El Corte Inglés reactivates its divestment plans in non-strategic real estate and puts thirty assets up for sale for a figure that would be around 700 million.
The main real estate consultants, such as JLL, Savills, Cushman & Wakefield, BNP Paribas, Colliers, Knight Frank or CBRE, are in charge of leading the sale processes of each of these buildings, which the group of department stores expects to culminate in the third quarter of this year.
Among the assets, mostly offices and commercial premises, is the so-called Torre Titania, better known as Torre Azca, in Madrid, a 103-meter-high building with 27 floors, including five underground, which was erected on the site in the one where the Windsor Tower was located; as well as the Portal de l'Àngel shopping center in Barcelona. Together, both would have a market value that would exceed 550 million euros.
In Barcelona, there is also a 15,000 sqm office building located in 22@. And in Madrid there is also a shop for sale at number 3 Calle Magallanes, which has a tenant with a 10-year contract; and two buildings in front of kilometer zero: number 10 Puerta del Sol, with 4,853 sqm that comprise a mixed commercial-hotel use, and currently has as tenants a restaurant by chef Alberto Chicote and a chain sports store; and number 6 Maestro Victoria, a 1,857 sqm premises, which houses a pet store and whose use also includes the office segment.

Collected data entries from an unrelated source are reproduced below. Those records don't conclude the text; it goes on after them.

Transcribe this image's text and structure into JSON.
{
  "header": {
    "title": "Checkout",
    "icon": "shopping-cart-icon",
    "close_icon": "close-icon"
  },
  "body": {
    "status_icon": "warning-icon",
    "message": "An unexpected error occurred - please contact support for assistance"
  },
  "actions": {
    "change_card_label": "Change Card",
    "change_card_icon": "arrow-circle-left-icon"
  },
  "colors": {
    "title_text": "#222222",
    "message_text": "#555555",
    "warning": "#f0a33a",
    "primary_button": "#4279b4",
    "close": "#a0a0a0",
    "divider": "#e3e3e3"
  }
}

Another of the emblematic properties in the El Corte Inglés portfolio that is coming onto the market is the centenary Gaybo building in Malaga. Located at number 11 Calle Héroe de Sostoa in the capital of Malaga, next to the AVE station, it has more than 5,000 m2 on one floor and has been leased for two years to the State Tax Agency, which signed a contract lease for five years, with the possibility of renewing another two years.
In parallel, the distribution giant will also divest in 40 lower value properties, such as car parks or flats distributed throughout the country. In this case, Aliseda will be in charge of finding a buyer for these assets.
The company's objective is to reduce its debt, which amounted to more than 3,800 million in 2020, by 60%; improve its ebitda by 40% by 2026 compared to before the pandemic, to 1,700 million, and double the net result it obtains in 2021, results that it has not yet published.